Simon walked next to Matthew. Matthew was telling him something quietly and Simon felt that today everything annoys him—Levi, the sun scorching the earth, the thick dust above the ground, and the fact that the Rabbi did not want to stop in the grove under the shadow.
He knew the reason for this annoyance was his lie. He hid from the Teacher that he chose a path which Jesus surely would reject. In all three years this was probably the first time when Simon concealed something from the Teacher.
Lately Jesus also changed. He constantly talks of impending grief, about the fact that he will soon suffer and die. He looks at his pupils, not like before, but with some regret, as if he could not give them what he wanted to.
Finally Jesus agreed to stop for a bit. They settled under the shade of the bushes. Everyone got busy with their own things. Judas was re-counting money from the marching case, the pitiful pennies barely enough for lodging and food. Matthew unwrapped a scrap of parchment paper and was making some notes. Andrew was weaving a mesh from thin ropes. The little brother is drawn back to the Sea of Galilee and its quiet waters.

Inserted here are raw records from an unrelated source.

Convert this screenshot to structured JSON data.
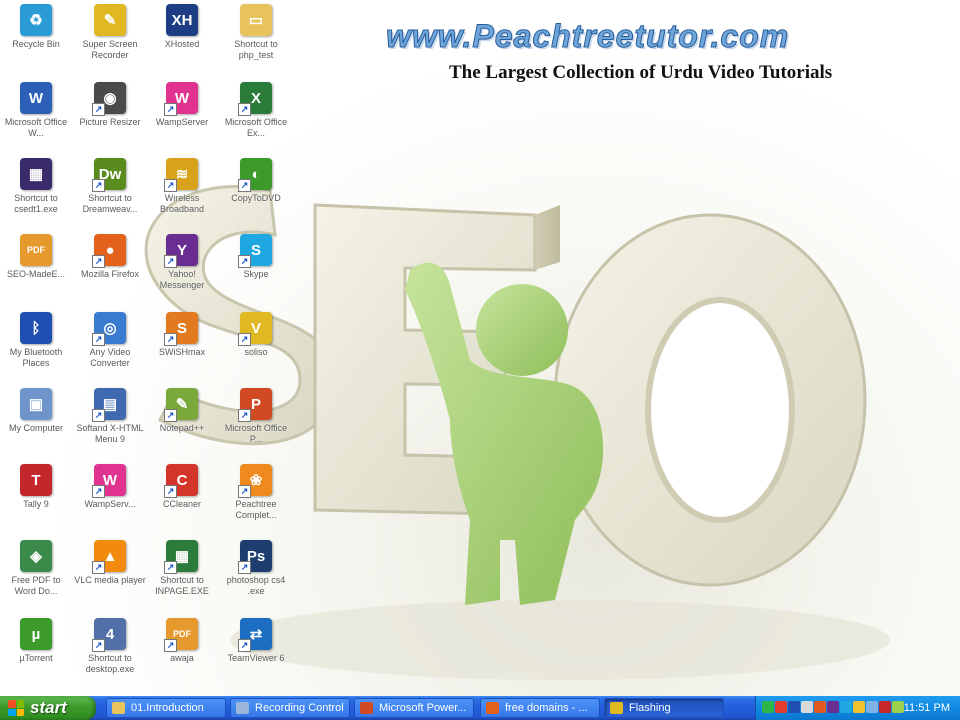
{
  "banner": {
    "url": "www.Peachtreetutor.com",
    "tagline": "The Largest Collection of Urdu Video Tutorials"
  },
  "desktop": {
    "icons": [
      {
        "label": "Recycle Bin",
        "icon": "recycle-bin-icon",
        "color": "#2b9bd6",
        "glyph": "♻"
      },
      {
        "label": "Microsoft Office W...",
        "icon": "word-icon",
        "color": "#2b5fb8",
        "glyph": "W"
      },
      {
        "label": "Shortcut to csedt1.exe",
        "icon": "exe-icon",
        "color": "#3a2c6a",
        "glyph": "▦"
      },
      {
        "label": "SEO-MadeE...",
        "icon": "pdf-icon",
        "color": "#e69a2e",
        "glyph": "PDF"
      },
      {
        "label": "My Bluetooth Places",
        "icon": "bluetooth-icon",
        "color": "#1f4fb3",
        "glyph": "ᛒ"
      },
      {
        "label": "My Computer",
        "icon": "computer-icon",
        "color": "#6f94c9",
        "glyph": "▣"
      },
      {
        "label": "Tally 9",
        "icon": "tally-icon",
        "color": "#c3262b",
        "glyph": "T"
      },
      {
        "label": "Free PDF to Word Do...",
        "icon": "pdf-to-word-icon",
        "color": "#3b8a4a",
        "glyph": "◈"
      },
      {
        "label": "µTorrent",
        "icon": "utorrent-icon",
        "color": "#3b9a2b",
        "glyph": "µ"
      },
      {
        "label": "Super Screen Recorder",
        "icon": "screen-recorder-icon",
        "color": "#e0b821",
        "glyph": "✎"
      },
      {
        "label": "Picture Resizer",
        "icon": "camera-icon",
        "color": "#4a4a4a",
        "glyph": "◉"
      },
      {
        "label": "Shortcut to Dreamweav...",
        "icon": "dreamweaver-icon",
        "color": "#5a8b1e",
        "glyph": "Dw"
      },
      {
        "label": "Mozilla Firefox",
        "icon": "firefox-icon",
        "color": "#e2621c",
        "glyph": "●"
      },
      {
        "label": "Any Video Converter",
        "icon": "video-converter-icon",
        "color": "#3a7bd0",
        "glyph": "◎"
      },
      {
        "label": "Softand X-HTML Menu 9",
        "icon": "html-menu-icon",
        "color": "#3f6ab1",
        "glyph": "▤"
      },
      {
        "label": "WampServ...",
        "icon": "wampserver-icon",
        "color": "#e0338f",
        "glyph": "W"
      },
      {
        "label": "VLC media player",
        "icon": "vlc-icon",
        "color": "#f28a0c",
        "glyph": "▲"
      },
      {
        "label": "Shortcut to desktop.exe",
        "icon": "shortcut-icon",
        "color": "#5270a8",
        "glyph": "4"
      },
      {
        "label": "XHosted",
        "icon": "xh-icon",
        "color": "#1d3e84",
        "glyph": "XH"
      },
      {
        "label": "WampServer",
        "icon": "wampserver-icon",
        "color": "#e0338f",
        "glyph": "W"
      },
      {
        "label": "Wireless Broadband",
        "icon": "wireless-icon",
        "color": "#d8a31a",
        "glyph": "≋"
      },
      {
        "label": "Yahoo! Messenger",
        "icon": "yahoo-icon",
        "color": "#6a2d91",
        "glyph": "Y"
      },
      {
        "label": "SWiSHmax",
        "icon": "swish-icon",
        "color": "#e27b1f",
        "glyph": "S"
      },
      {
        "label": "Notepad++",
        "icon": "notepad-icon",
        "color": "#7aa83b",
        "glyph": "✎"
      },
      {
        "label": "CCleaner",
        "icon": "ccleaner-icon",
        "color": "#d4352b",
        "glyph": "C"
      },
      {
        "label": "Shortcut to INPAGE.EXE",
        "icon": "inpage-icon",
        "color": "#2b7b3a",
        "glyph": "▦"
      },
      {
        "label": "awaja",
        "icon": "pdf-icon",
        "color": "#e69a2e",
        "glyph": "PDF"
      },
      {
        "label": "Shortcut to php_test",
        "icon": "folder-icon",
        "color": "#e8c25a",
        "glyph": "▭"
      },
      {
        "label": "Microsoft Office Ex...",
        "icon": "excel-icon",
        "color": "#2b7b3a",
        "glyph": "X"
      },
      {
        "label": "CopyToDVD",
        "icon": "copytodvd-icon",
        "color": "#3c9a2b",
        "glyph": "◐"
      },
      {
        "label": "Skype",
        "icon": "skype-icon",
        "color": "#1ea7e1",
        "glyph": "S"
      },
      {
        "label": "soliso",
        "icon": "soliso-icon",
        "color": "#e0b821",
        "glyph": "V"
      },
      {
        "label": "Microsoft Office P...",
        "icon": "powerpoint-icon",
        "color": "#d24a24",
        "glyph": "P"
      },
      {
        "label": "Peachtree Complet...",
        "icon": "peachtree-icon",
        "color": "#ef8a1e",
        "glyph": "❀"
      },
      {
        "label": "photoshop cs4 .exe",
        "icon": "photoshop-icon",
        "color": "#1c3d6e",
        "glyph": "Ps"
      },
      {
        "label": "TeamViewer 6",
        "icon": "teamviewer-icon",
        "color": "#1b6ec2",
        "glyph": "⇄"
      }
    ]
  },
  "taskbar": {
    "start_label": "start",
    "tasks": [
      {
        "label": "01.Introduction",
        "icon": "folder-icon",
        "color": "#e8c25a",
        "active": false
      },
      {
        "label": "Recording Control",
        "icon": "recording-icon",
        "color": "#9bb5d8",
        "active": false
      },
      {
        "label": "Microsoft Power...",
        "icon": "powerpoint-icon",
        "color": "#d24a24",
        "active": false
      },
      {
        "label": "free domains - ...",
        "icon": "firefox-icon",
        "color": "#e2621c",
        "active": false
      },
      {
        "label": "Flashing",
        "icon": "flash-icon",
        "color": "#e0b821",
        "active": true
      }
    ],
    "tray_icons": [
      {
        "name": "network-icon",
        "color": "#2db54a"
      },
      {
        "name": "shield-icon",
        "color": "#e53b2c"
      },
      {
        "name": "bluetooth-icon",
        "color": "#1f4fb3"
      },
      {
        "name": "volume-icon",
        "color": "#d8d8d8"
      },
      {
        "name": "antivirus-icon",
        "color": "#e05a1f"
      },
      {
        "name": "messenger-icon",
        "color": "#6a2d91"
      },
      {
        "name": "skype-icon",
        "color": "#1ea7e1"
      },
      {
        "name": "update-icon",
        "color": "#f2c12e"
      },
      {
        "name": "monitor-icon",
        "color": "#7fb2e6"
      },
      {
        "name": "security-icon",
        "color": "#c62828"
      },
      {
        "name": "wifi-icon",
        "color": "#9ad04a"
      }
    ],
    "clock": "11:51 PM"
  }
}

Everyone was tired from these never-ending journeys and wanderings, under the constant threat of robbery or murder. Didn’t they get driven out of villages enough; had dogs sent after them, get robbed in inns? Leopards attacked them in the mountains; scorpions stung them in the deserts. It’s surprising how they’re all still alive.
Jesus speaks only of grief and his close death, and now also he retired from everyone and got on his knees, praying. Gathering dust from the ground, he sprinkled it on his head.
Near the sheep paddock of the Lower City there was loud noise. Commerce was roaring on the eve of the holiday.